// the find
e2b-dev/code-interpreter
Python & JS/TS SDK for running AI-generated code/code interpreting in your AI app
E2B's code interpreter SDK wraps their cloud sandbox infrastructure to let you run AI-generated Python/JS code in isolated environments. The core use case is 'give an LLM a REPL it can't escape from' — stateful Jupyter kernel sessions with file I/O, chart extraction, and multi-runtime support. It's a managed service with open-source SDKs, not a self-hostable runtime.
Stateful kernel sessions across multiple `runCode` calls is the right model for agentic code execution — you don't have to reconstruct context on every call. The chart data extractor is a genuinely useful addition: it parses matplotlib/plotly output back into structured JSON so your LLM can reason about results, not just render PNGs. Both sync and async Python APIs are first-class, not bolted on. Test coverage is unusually thorough for an SDK — separate test files per runtime, per chart type, per env var scenario.
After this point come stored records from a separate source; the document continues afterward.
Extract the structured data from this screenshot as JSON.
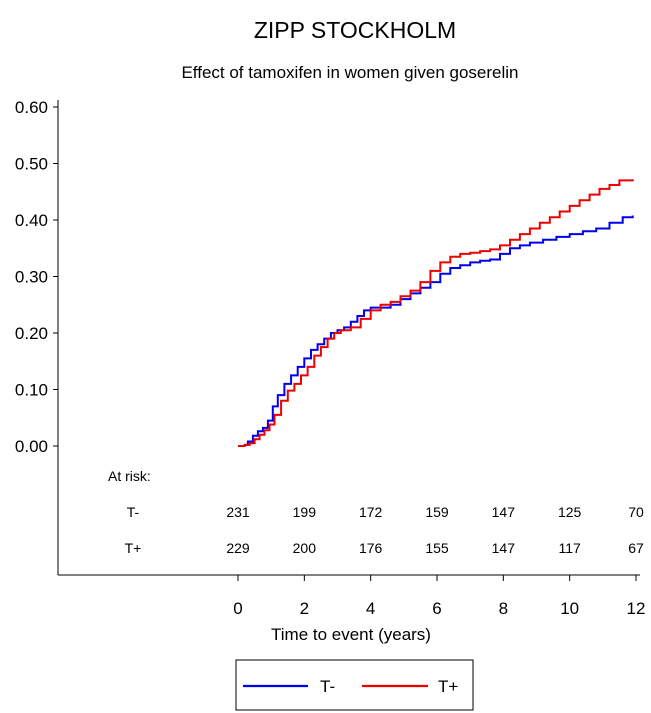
{
  "chart_data": {
    "type": "line",
    "title": "ZIPP STOCKHOLM",
    "subtitle": "Effect of tamoxifen in women given goserelin",
    "xlabel": "Time to event (years)",
    "ylabel": "",
    "xlim": [
      0,
      12
    ],
    "ylim": [
      0,
      0.6
    ],
    "x_ticks": [
      0,
      2,
      4,
      6,
      8,
      10,
      12
    ],
    "y_ticks": [
      0,
      0.1,
      0.2,
      0.3,
      0.4,
      0.5,
      0.6
    ],
    "y_tick_labels": [
      "0.00",
      "0.10",
      "0.20",
      "0.30",
      "0.40",
      "0.50",
      "0.60"
    ],
    "grid": false,
    "legend_position": "bottom-center",
    "step": true,
    "series": [
      {
        "name": "T-",
        "color": "#0000ee",
        "x": [
          0,
          0.2,
          0.3,
          0.45,
          0.6,
          0.75,
          0.9,
          1.05,
          1.2,
          1.4,
          1.6,
          1.8,
          2.0,
          2.2,
          2.4,
          2.6,
          2.8,
          3.0,
          3.2,
          3.4,
          3.6,
          3.8,
          4.0,
          4.3,
          4.6,
          4.9,
          5.2,
          5.5,
          5.8,
          6.1,
          6.4,
          6.7,
          7.0,
          7.3,
          7.6,
          7.9,
          8.2,
          8.5,
          8.8,
          9.2,
          9.6,
          10.0,
          10.4,
          10.8,
          11.2,
          11.6,
          11.9
        ],
        "values": [
          0,
          0.002,
          0.008,
          0.018,
          0.026,
          0.032,
          0.045,
          0.07,
          0.09,
          0.11,
          0.125,
          0.14,
          0.155,
          0.17,
          0.18,
          0.19,
          0.2,
          0.205,
          0.21,
          0.22,
          0.23,
          0.24,
          0.245,
          0.245,
          0.25,
          0.26,
          0.27,
          0.28,
          0.29,
          0.305,
          0.315,
          0.32,
          0.325,
          0.328,
          0.33,
          0.34,
          0.35,
          0.355,
          0.36,
          0.365,
          0.37,
          0.375,
          0.38,
          0.385,
          0.395,
          0.405,
          0.408
        ]
      },
      {
        "name": "T+",
        "color": "#ee0000",
        "x": [
          0,
          0.2,
          0.35,
          0.5,
          0.65,
          0.8,
          0.95,
          1.1,
          1.3,
          1.5,
          1.7,
          1.9,
          2.1,
          2.3,
          2.5,
          2.7,
          2.9,
          3.1,
          3.4,
          3.7,
          4.0,
          4.3,
          4.6,
          4.9,
          5.2,
          5.5,
          5.8,
          6.1,
          6.4,
          6.7,
          7.0,
          7.3,
          7.6,
          7.9,
          8.2,
          8.5,
          8.8,
          9.1,
          9.4,
          9.7,
          10.0,
          10.3,
          10.6,
          10.9,
          11.2,
          11.5,
          11.9
        ],
        "values": [
          0,
          0.002,
          0.005,
          0.012,
          0.02,
          0.028,
          0.038,
          0.055,
          0.08,
          0.098,
          0.11,
          0.125,
          0.14,
          0.16,
          0.175,
          0.19,
          0.2,
          0.205,
          0.21,
          0.225,
          0.24,
          0.25,
          0.255,
          0.265,
          0.275,
          0.29,
          0.31,
          0.325,
          0.335,
          0.34,
          0.342,
          0.345,
          0.348,
          0.355,
          0.365,
          0.375,
          0.385,
          0.395,
          0.405,
          0.415,
          0.425,
          0.435,
          0.445,
          0.455,
          0.462,
          0.47,
          0.472
        ]
      }
    ],
    "at_risk": {
      "label": "At risk:",
      "times": [
        0,
        2,
        4,
        6,
        8,
        10,
        12
      ],
      "rows": [
        {
          "group": "T-",
          "values": [
            "231",
            "199",
            "172",
            "159",
            "147",
            "125",
            "70"
          ]
        },
        {
          "group": "T+",
          "values": [
            "229",
            "200",
            "176",
            "155",
            "147",
            "117",
            "67"
          ]
        }
      ]
    }
  }
}
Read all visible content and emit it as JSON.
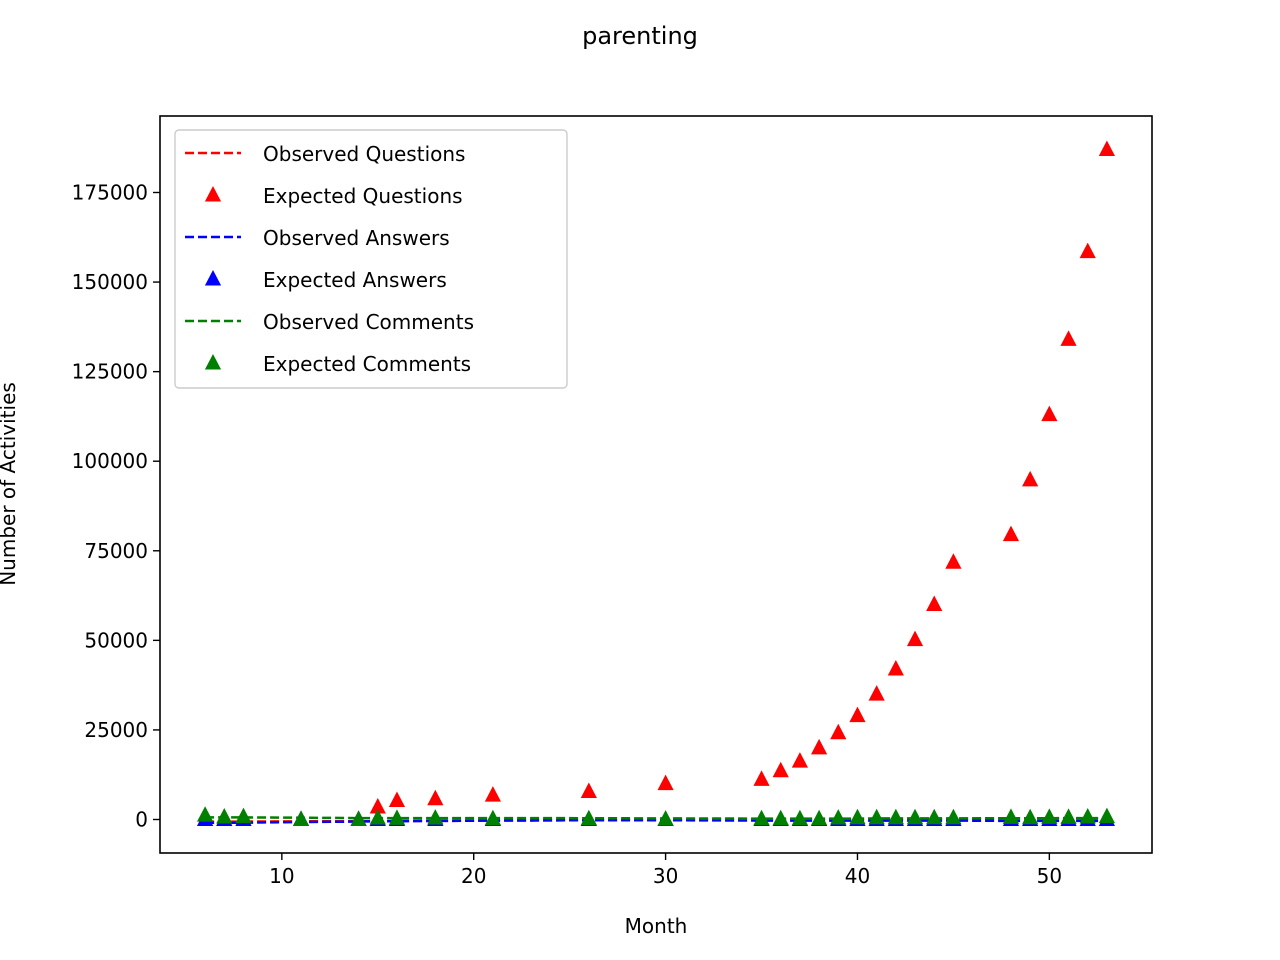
{
  "chart_data": {
    "type": "scatter",
    "title": "parenting",
    "xlabel": "Month",
    "ylabel": "Number of Activities",
    "xlim": [
      3.65,
      55.35
    ],
    "ylim": [
      -9350,
      196350
    ],
    "xticks": [
      10,
      20,
      30,
      40,
      50
    ],
    "yticks": [
      0,
      25000,
      50000,
      75000,
      100000,
      125000,
      150000,
      175000
    ],
    "grid": false,
    "legend_position": "top-left",
    "x": [
      6,
      7,
      8,
      11,
      14,
      15,
      16,
      18,
      21,
      26,
      30,
      35,
      36,
      37,
      38,
      39,
      40,
      41,
      42,
      43,
      44,
      45,
      48,
      49,
      50,
      51,
      52,
      53
    ],
    "series": [
      {
        "name": "Observed Questions",
        "style": "dashed-line",
        "color": "#ff0000",
        "values": [
          -600,
          -600,
          -600,
          -500,
          -500,
          -500,
          -400,
          -400,
          -300,
          -200,
          -100,
          100,
          100,
          100,
          150,
          150,
          200,
          200,
          200,
          200,
          250,
          250,
          300,
          300,
          300,
          300,
          300,
          300
        ]
      },
      {
        "name": "Expected Questions",
        "style": "triangle-marker",
        "color": "#ff0000",
        "values": [
          0,
          0,
          0,
          0,
          0,
          3500,
          5300,
          5800,
          6800,
          7800,
          10000,
          11200,
          13600,
          16300,
          20000,
          24200,
          29000,
          35000,
          42000,
          50200,
          60000,
          71800,
          79500,
          94800,
          113000,
          134000,
          158500,
          187000
        ]
      },
      {
        "name": "Observed Answers",
        "style": "dashed-line",
        "color": "#0000ff",
        "values": [
          -900,
          -900,
          -900,
          -700,
          -600,
          -500,
          -500,
          -400,
          -300,
          -200,
          -200,
          -300,
          -300,
          -300,
          -300,
          -300,
          -300,
          -300,
          -300,
          -300,
          -300,
          -300,
          -400,
          -400,
          -400,
          -400,
          -400,
          -400
        ]
      },
      {
        "name": "Expected Answers",
        "style": "triangle-marker",
        "color": "#0000ff",
        "values": [
          0,
          0,
          0,
          0,
          0,
          0,
          0,
          0,
          0,
          0,
          0,
          0,
          0,
          0,
          0,
          0,
          0,
          0,
          0,
          0,
          0,
          0,
          0,
          0,
          0,
          0,
          0,
          0
        ]
      },
      {
        "name": "Observed Comments",
        "style": "dashed-line",
        "color": "#008000",
        "values": [
          600,
          600,
          600,
          500,
          400,
          400,
          400,
          400,
          400,
          350,
          300,
          250,
          250,
          250,
          250,
          250,
          250,
          300,
          300,
          300,
          300,
          300,
          350,
          350,
          350,
          400,
          400,
          400
        ]
      },
      {
        "name": "Expected Comments",
        "style": "triangle-marker",
        "color": "#008000",
        "values": [
          1200,
          700,
          800,
          0,
          0,
          400,
          300,
          400,
          200,
          200,
          100,
          200,
          200,
          200,
          200,
          400,
          500,
          500,
          500,
          500,
          500,
          500,
          600,
          500,
          600,
          600,
          700,
          800
        ]
      }
    ]
  }
}
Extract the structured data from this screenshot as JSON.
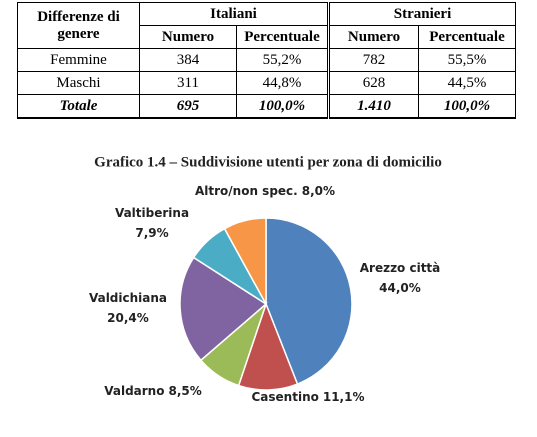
{
  "table": {
    "header_top": [
      "Differenze di genere",
      "Italiani",
      "Stranieri"
    ],
    "header_sub": [
      "Numero",
      "Percentuale",
      "Numero",
      "Percentuale"
    ],
    "rows": [
      [
        "Femmine",
        "384",
        "55,2%",
        "782",
        "55,5%"
      ],
      [
        "Maschi",
        "311",
        "44,8%",
        "628",
        "44,5%"
      ],
      [
        "Totale",
        "695",
        "100,0%",
        "1.410",
        "100,0%"
      ]
    ]
  },
  "chart_data": {
    "type": "pie",
    "title": "Grafico 1.4 – Suddivisione utenti per zona di domicilio",
    "categories": [
      "Arezzo città",
      "Casentino",
      "Valdarno",
      "Valdichiana",
      "Valtiberina",
      "Altro/non spec."
    ],
    "values": [
      44.0,
      11.1,
      8.5,
      20.4,
      7.9,
      8.0
    ],
    "value_labels": [
      "44,0%",
      "11,1%",
      "8,5%",
      "20,4%",
      "7,9%",
      "8,0%"
    ],
    "colors": [
      "#4f81bd",
      "#c0504d",
      "#9bbb59",
      "#8064a2",
      "#4bacc6",
      "#f79646"
    ]
  }
}
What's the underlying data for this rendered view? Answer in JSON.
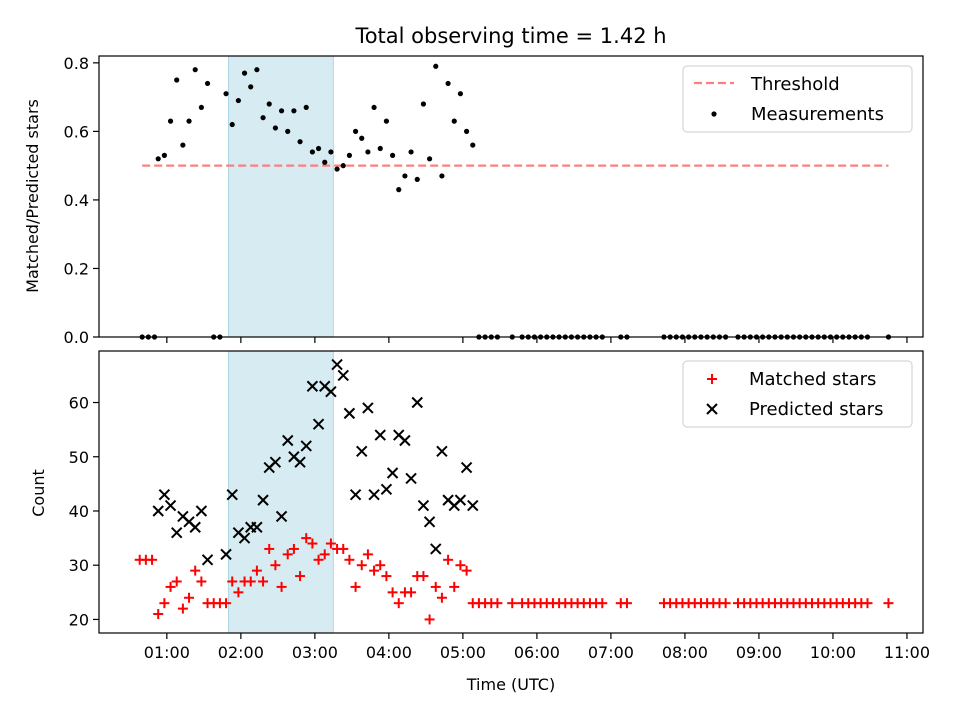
{
  "title": "Total observing time = 1.42 h",
  "chart_data": [
    {
      "type": "scatter",
      "ylabel": "Matched/Predicted stars",
      "ylim": [
        0,
        0.82
      ],
      "yticks": [
        "0.0",
        "0.2",
        "0.4",
        "0.6",
        "0.8"
      ],
      "ytick_values": [
        0,
        0.2,
        0.4,
        0.6,
        0.8
      ],
      "legend": [
        "Threshold",
        "Measurements"
      ],
      "legend_position": "top-right",
      "threshold": {
        "name": "Threshold",
        "value": 0.5,
        "x_start": "00:40",
        "x_end": "10:45",
        "color": "#ff7f7f"
      },
      "measurements": [
        [
          "00:40",
          0
        ],
        [
          "00:45",
          0
        ],
        [
          "00:50",
          0
        ],
        [
          "00:53",
          0.52
        ],
        [
          "00:58",
          0.53
        ],
        [
          "01:03",
          0.63
        ],
        [
          "01:08",
          0.75
        ],
        [
          "01:13",
          0.56
        ],
        [
          "01:18",
          0.63
        ],
        [
          "01:23",
          0.78
        ],
        [
          "01:28",
          0.67
        ],
        [
          "01:33",
          0.74
        ],
        [
          "01:38",
          0
        ],
        [
          "01:43",
          0
        ],
        [
          "01:48",
          0.71
        ],
        [
          "01:53",
          0.62
        ],
        [
          "01:58",
          0.69
        ],
        [
          "02:03",
          0.77
        ],
        [
          "02:08",
          0.73
        ],
        [
          "02:13",
          0.78
        ],
        [
          "02:18",
          0.64
        ],
        [
          "02:23",
          0.68
        ],
        [
          "02:28",
          0.61
        ],
        [
          "02:33",
          0.66
        ],
        [
          "02:38",
          0.6
        ],
        [
          "02:43",
          0.66
        ],
        [
          "02:48",
          0.57
        ],
        [
          "02:53",
          0.67
        ],
        [
          "02:58",
          0.54
        ],
        [
          "03:03",
          0.55
        ],
        [
          "03:08",
          0.51
        ],
        [
          "03:13",
          0.54
        ],
        [
          "03:18",
          0.49
        ],
        [
          "03:23",
          0.5
        ],
        [
          "03:28",
          0.53
        ],
        [
          "03:33",
          0.6
        ],
        [
          "03:38",
          0.58
        ],
        [
          "03:43",
          0.54
        ],
        [
          "03:48",
          0.67
        ],
        [
          "03:53",
          0.55
        ],
        [
          "03:58",
          0.63
        ],
        [
          "04:03",
          0.53
        ],
        [
          "04:08",
          0.43
        ],
        [
          "04:13",
          0.47
        ],
        [
          "04:18",
          0.54
        ],
        [
          "04:23",
          0.46
        ],
        [
          "04:28",
          0.68
        ],
        [
          "04:33",
          0.52
        ],
        [
          "04:38",
          0.79
        ],
        [
          "04:43",
          0.47
        ],
        [
          "04:48",
          0.74
        ],
        [
          "04:53",
          0.63
        ],
        [
          "04:58",
          0.71
        ],
        [
          "05:03",
          0.6
        ],
        [
          "05:08",
          0.56
        ],
        [
          "05:13",
          0
        ],
        [
          "05:18",
          0
        ],
        [
          "05:23",
          0
        ],
        [
          "05:28",
          0
        ],
        [
          "05:40",
          0
        ],
        [
          "05:48",
          0
        ],
        [
          "05:53",
          0
        ],
        [
          "05:58",
          0
        ],
        [
          "06:03",
          0
        ],
        [
          "06:08",
          0
        ],
        [
          "06:13",
          0
        ],
        [
          "06:18",
          0
        ],
        [
          "06:23",
          0
        ],
        [
          "06:28",
          0
        ],
        [
          "06:33",
          0
        ],
        [
          "06:38",
          0
        ],
        [
          "06:43",
          0
        ],
        [
          "06:48",
          0
        ],
        [
          "06:53",
          0
        ],
        [
          "07:08",
          0
        ],
        [
          "07:13",
          0
        ],
        [
          "07:43",
          0
        ],
        [
          "07:48",
          0
        ],
        [
          "07:53",
          0
        ],
        [
          "07:58",
          0
        ],
        [
          "08:03",
          0
        ],
        [
          "08:08",
          0
        ],
        [
          "08:13",
          0
        ],
        [
          "08:18",
          0
        ],
        [
          "08:23",
          0
        ],
        [
          "08:28",
          0
        ],
        [
          "08:33",
          0
        ],
        [
          "08:43",
          0
        ],
        [
          "08:48",
          0
        ],
        [
          "08:53",
          0
        ],
        [
          "08:58",
          0
        ],
        [
          "09:03",
          0
        ],
        [
          "09:08",
          0
        ],
        [
          "09:13",
          0
        ],
        [
          "09:18",
          0
        ],
        [
          "09:23",
          0
        ],
        [
          "09:28",
          0
        ],
        [
          "09:33",
          0
        ],
        [
          "09:38",
          0
        ],
        [
          "09:43",
          0
        ],
        [
          "09:48",
          0
        ],
        [
          "09:53",
          0
        ],
        [
          "09:58",
          0
        ],
        [
          "10:03",
          0
        ],
        [
          "10:08",
          0
        ],
        [
          "10:13",
          0
        ],
        [
          "10:18",
          0
        ],
        [
          "10:23",
          0
        ],
        [
          "10:28",
          0
        ],
        [
          "10:45",
          0
        ]
      ]
    },
    {
      "type": "scatter",
      "ylabel": "Count",
      "xlabel": "Time (UTC)",
      "ylim": [
        17.5,
        69.5
      ],
      "yticks": [
        "20",
        "30",
        "40",
        "50",
        "60"
      ],
      "ytick_values": [
        20,
        30,
        40,
        50,
        60
      ],
      "xlim": [
        "00:05",
        "11:13"
      ],
      "xticks": [
        "01:00",
        "02:00",
        "03:00",
        "04:00",
        "05:00",
        "06:00",
        "07:00",
        "08:00",
        "09:00",
        "10:00",
        "11:00"
      ],
      "legend": [
        "Matched stars",
        "Predicted stars"
      ],
      "legend_position": "top-right",
      "series": [
        {
          "name": "Matched stars",
          "marker": "plus",
          "color": "#ff0000",
          "points": [
            [
              "00:38",
              31
            ],
            [
              "00:43",
              31
            ],
            [
              "00:48",
              31
            ],
            [
              "00:53",
              21
            ],
            [
              "00:58",
              23
            ],
            [
              "01:03",
              26
            ],
            [
              "01:08",
              27
            ],
            [
              "01:13",
              22
            ],
            [
              "01:18",
              24
            ],
            [
              "01:23",
              29
            ],
            [
              "01:28",
              27
            ],
            [
              "01:33",
              23
            ],
            [
              "01:38",
              23
            ],
            [
              "01:43",
              23
            ],
            [
              "01:48",
              23
            ],
            [
              "01:53",
              27
            ],
            [
              "01:58",
              25
            ],
            [
              "02:03",
              27
            ],
            [
              "02:08",
              27
            ],
            [
              "02:13",
              29
            ],
            [
              "02:18",
              27
            ],
            [
              "02:23",
              33
            ],
            [
              "02:28",
              30
            ],
            [
              "02:33",
              26
            ],
            [
              "02:38",
              32
            ],
            [
              "02:43",
              33
            ],
            [
              "02:48",
              28
            ],
            [
              "02:53",
              35
            ],
            [
              "02:58",
              34
            ],
            [
              "03:03",
              31
            ],
            [
              "03:08",
              32
            ],
            [
              "03:13",
              34
            ],
            [
              "03:18",
              33
            ],
            [
              "03:23",
              33
            ],
            [
              "03:28",
              31
            ],
            [
              "03:33",
              26
            ],
            [
              "03:38",
              30
            ],
            [
              "03:43",
              32
            ],
            [
              "03:48",
              29
            ],
            [
              "03:53",
              30
            ],
            [
              "03:58",
              28
            ],
            [
              "04:03",
              25
            ],
            [
              "04:08",
              23
            ],
            [
              "04:13",
              25
            ],
            [
              "04:18",
              25
            ],
            [
              "04:23",
              28
            ],
            [
              "04:28",
              28
            ],
            [
              "04:33",
              20
            ],
            [
              "04:38",
              26
            ],
            [
              "04:43",
              24
            ],
            [
              "04:48",
              31
            ],
            [
              "04:53",
              26
            ],
            [
              "04:58",
              30
            ],
            [
              "05:03",
              29
            ],
            [
              "05:08",
              23
            ],
            [
              "05:13",
              23
            ],
            [
              "05:18",
              23
            ],
            [
              "05:23",
              23
            ],
            [
              "05:28",
              23
            ],
            [
              "05:40",
              23
            ],
            [
              "05:48",
              23
            ],
            [
              "05:53",
              23
            ],
            [
              "05:58",
              23
            ],
            [
              "06:03",
              23
            ],
            [
              "06:08",
              23
            ],
            [
              "06:13",
              23
            ],
            [
              "06:18",
              23
            ],
            [
              "06:23",
              23
            ],
            [
              "06:28",
              23
            ],
            [
              "06:33",
              23
            ],
            [
              "06:38",
              23
            ],
            [
              "06:43",
              23
            ],
            [
              "06:48",
              23
            ],
            [
              "06:53",
              23
            ],
            [
              "07:08",
              23
            ],
            [
              "07:13",
              23
            ],
            [
              "07:43",
              23
            ],
            [
              "07:48",
              23
            ],
            [
              "07:53",
              23
            ],
            [
              "07:58",
              23
            ],
            [
              "08:03",
              23
            ],
            [
              "08:08",
              23
            ],
            [
              "08:13",
              23
            ],
            [
              "08:18",
              23
            ],
            [
              "08:23",
              23
            ],
            [
              "08:28",
              23
            ],
            [
              "08:33",
              23
            ],
            [
              "08:43",
              23
            ],
            [
              "08:48",
              23
            ],
            [
              "08:53",
              23
            ],
            [
              "08:58",
              23
            ],
            [
              "09:03",
              23
            ],
            [
              "09:08",
              23
            ],
            [
              "09:13",
              23
            ],
            [
              "09:18",
              23
            ],
            [
              "09:23",
              23
            ],
            [
              "09:28",
              23
            ],
            [
              "09:33",
              23
            ],
            [
              "09:38",
              23
            ],
            [
              "09:43",
              23
            ],
            [
              "09:48",
              23
            ],
            [
              "09:53",
              23
            ],
            [
              "09:58",
              23
            ],
            [
              "10:03",
              23
            ],
            [
              "10:08",
              23
            ],
            [
              "10:13",
              23
            ],
            [
              "10:18",
              23
            ],
            [
              "10:23",
              23
            ],
            [
              "10:28",
              23
            ],
            [
              "10:45",
              23
            ]
          ]
        },
        {
          "name": "Predicted stars",
          "marker": "x",
          "color": "#000000",
          "points": [
            [
              "00:53",
              40
            ],
            [
              "00:58",
              43
            ],
            [
              "01:03",
              41
            ],
            [
              "01:08",
              36
            ],
            [
              "01:13",
              39
            ],
            [
              "01:18",
              38
            ],
            [
              "01:23",
              37
            ],
            [
              "01:28",
              40
            ],
            [
              "01:33",
              31
            ],
            [
              "01:48",
              32
            ],
            [
              "01:53",
              43
            ],
            [
              "01:58",
              36
            ],
            [
              "02:03",
              35
            ],
            [
              "02:08",
              37
            ],
            [
              "02:13",
              37
            ],
            [
              "02:18",
              42
            ],
            [
              "02:23",
              48
            ],
            [
              "02:28",
              49
            ],
            [
              "02:33",
              39
            ],
            [
              "02:38",
              53
            ],
            [
              "02:43",
              50
            ],
            [
              "02:48",
              49
            ],
            [
              "02:53",
              52
            ],
            [
              "02:58",
              63
            ],
            [
              "03:03",
              56
            ],
            [
              "03:08",
              63
            ],
            [
              "03:13",
              62
            ],
            [
              "03:18",
              67
            ],
            [
              "03:23",
              65
            ],
            [
              "03:28",
              58
            ],
            [
              "03:33",
              43
            ],
            [
              "03:38",
              51
            ],
            [
              "03:43",
              59
            ],
            [
              "03:48",
              43
            ],
            [
              "03:53",
              54
            ],
            [
              "03:58",
              44
            ],
            [
              "04:03",
              47
            ],
            [
              "04:08",
              54
            ],
            [
              "04:13",
              53
            ],
            [
              "04:18",
              46
            ],
            [
              "04:23",
              60
            ],
            [
              "04:28",
              41
            ],
            [
              "04:33",
              38
            ],
            [
              "04:38",
              33
            ],
            [
              "04:43",
              51
            ],
            [
              "04:48",
              42
            ],
            [
              "04:53",
              41
            ],
            [
              "04:58",
              42
            ],
            [
              "05:03",
              48
            ],
            [
              "05:08",
              41
            ]
          ]
        }
      ]
    }
  ],
  "highlight": {
    "x_start": "01:50",
    "x_end": "03:15",
    "color": "#add8e6"
  }
}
It's a cloud service, not infrastructure you own — your sandboxes run on E2B's servers, billed per compute second, and if they go down or change pricing you have no fallback. Self-hosting is theoretically possible by building the Docker template yourself, but the documentation for that path is a README stub and a pile of Python build scripts with no operational guidance. The chart extraction layer parses Jupyter display_data output heuristically, which means anything your LLM generates outside standard matplotlib/plotly conventions will silently return an unknown chart type. No built-in secret injection — if your AI-generated code needs API keys, you're passing them in as env vars and trusting the sandbox isolation to be good enough.